The greater incidence of hypertension and coronary artery disease in men and postmenopausal women compared with premenopausal women has been related, in part, to gender differences in vascular tone and possible vascular protective effects of the female sex hormones estrogen and progesterone. However, vascular effects of the male sex hormone testosterone have also been suggested. Estrogen, progesterone, and testosterone receptors have been identified in blood vessels of human and other mammals and have been localized in the plasmalemma, cytosol, and nuclear compartments of various vascular cells, including the endothelium and the smooth muscle. The interaction of sex hormones with cytosolic/nuclear receptors triggers long-term genomic effects that could stimulate endothelial cell growth while inhibiting smooth muscle proliferation. Activation of plasmalemmal sex hormone receptors may trigger acute nongenomic responses that could stimulate endothelium-dependent mechanisms of vascular relaxation such as the nitric oxide-cGMP, prostacyclin-cAMP, and hyperpolarization pathways. Additional endothelium-independent effects of sex hormones may involve inhibition of the signaling mechanisms of vascular smooth muscle contraction such as intracellular Ca2+ concentration and protein kinase C. The sex hormone-induced stimulation of the endothelium-dependent mechanisms of vascular relaxation and inhibition of the mechanisms of vascular smooth muscle contraction may contribute to the gender differences in vascular tone and may represent potential beneficial vascular effects of hormone replacement therapy during natural and surgically induced deficiencies of gonadal hormones.

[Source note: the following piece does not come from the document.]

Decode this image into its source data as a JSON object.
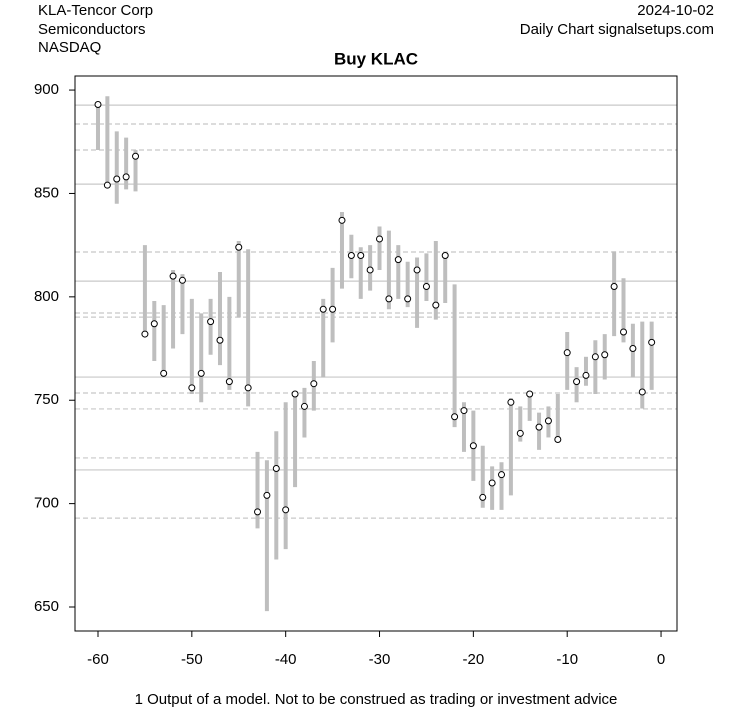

Age-related reduction in estrogen receptor-mediated mechanisms of vascular relaxation in female spontaneously hypertensive rats

Hypertension increases with aging, and changes in vascular estrogen receptors (ERs) may play a role in age-related hypertension in women. We tested whether age-related increases in blood pressure in female spontaneously hypertensive rats (SHRs) are associated with reduction in amount and/or vascular relaxation effects of estrogen and ER. Arterial pressure and plasma estradiol were measured in adult (12 weeks) and aging (16 months) female SHRs, and thoracic aorta was isolated for measurement of active stress, 45Ca2+ influx, and ERs. Arterial pressure was greater and plasma estradiol was less in aging females than in adult females. In aorta of adult females, Western blots revealed alpha- and beta-ERs that were slightly reduced in aging rats. In endothelium-intact vascular strips, phenylephrine (Phe; 10(-5) mol/L) caused greater active stress in aging rats (9.3+/-0.2) than in adult rats (6.2+/-0.3x10(4) N/m2). 17beta-estradiol (E2) caused relaxation of Phe contraction and stimulation of vascular nitrite/nitrate production, which was reduced in aging rats. In endothelium-denuded strips, E2 still caused relaxation of Phe contraction, which was smaller in aging rats than adult rats. KCl (51 mmol/L), which stimulates Ca2+ influx, produced greater active stress in aging rats (9.1+/-0.3) than in adult rats (5.9+/-0.2x10(4) N/m2). E2 caused relaxation of KCl contraction and inhibition of Phe- and KCl-induced 45Ca2+ influx, which were reduced in aging rats. Thus, aging in female SHR is associated with reduction in ER-mediated NO production from endothelial cells and decrease in inhibitory effects of estrogen on Ca2+ entry mechanisms of smooth muscle contraction. The age-related decrease in ER-mediated vascular relaxation may explain the increased vascular contraction and arterial pressure associated with aging in females.